EPA's rule has led states and utilities that have made early strides in a host of areas -- from combined-cycle natural gas to renewables to demand-side efficiency -- to complain that they have not been credited for their early actions but have instead been assessed tougher obligations because of them. Some, like California, face very tough targets for the future despite past progress to reduce emissions -- but may still support the rule because state policymakers back its goals (Greenwire, July 17).
But analysts say EPA faced a tough task when it came to deciding how the rule should treat nuclear energy. In contrast to wind and solar facilities, nuclear plants are so large, they say, that giving full credit for facilities that are already slated to come online could mean giving states like South Carolina a way to meet their targets without making any reductions elsewhere.
And if nuclear were treated exactly like renewable energy and states were held accountable for every megawatt-hour of power currently derived from nuclear plants, then the retirement of a single unit could hobble a state's ability to meet the standard at all, said Kyle Aarons, an analyst for the Center for Climate and Energy Solutions.
"A state would just be in dire straits if a 2 gigawatts plant goes offline," he said. "States would have an extremely difficult time making up for that through other means."
Rethinking its approach?
EPA could treat nuclear the same way that it does large hydropower, leaving it out of the rule completely. But that would do nothing to protect at-risk units.
"While there are very valid concerns, it is difficult to come up with a way that EPA could have done it better, because there are problems any way you want to slice it," Aarons said.
But industry advocates say they hope EPA will find a better way to encourage the retention of existing units. One industry source said the agency appeared to be rethinking its proposed 6 percent carve-out for at-risk nuclear in response to repeated comments by utility-sector stakeholders.

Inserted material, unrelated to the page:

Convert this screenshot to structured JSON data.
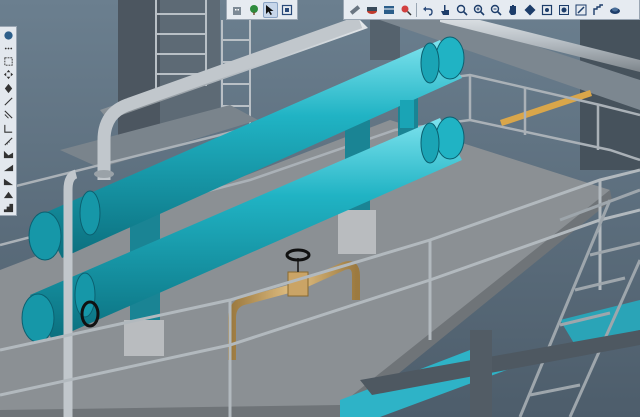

EPA staff had come to realize that the rule would not dissuade utilities from closing their nuclear units and replacing the power with new natural gas units, which would not be subject to the existing source rule, the source said. That would encourage fuel switching away from a zero-carbon technology and toward fossil fuels, the source said -- hardly the result EPA is hoping for.
"If there's one place that EPA knows they've done a bad job, it's on that," said the source. "And I presume that if anything changes between the proposal and the finalization, the treatment of those at-risk nuclear units will change."
Browner said on the sidelines of the ECOS event last week that although she was still assessing the draft, its intent was to preserve a role for today's nuclear facilities.
"Existing nuclear energy plants should be recognized for their valuable role in producing carbon-free energy," she said. "State and national carbon reduction goals will be difficult or impossible to meet without our existing nuclear energy plants, reinforcing the need to preserve them."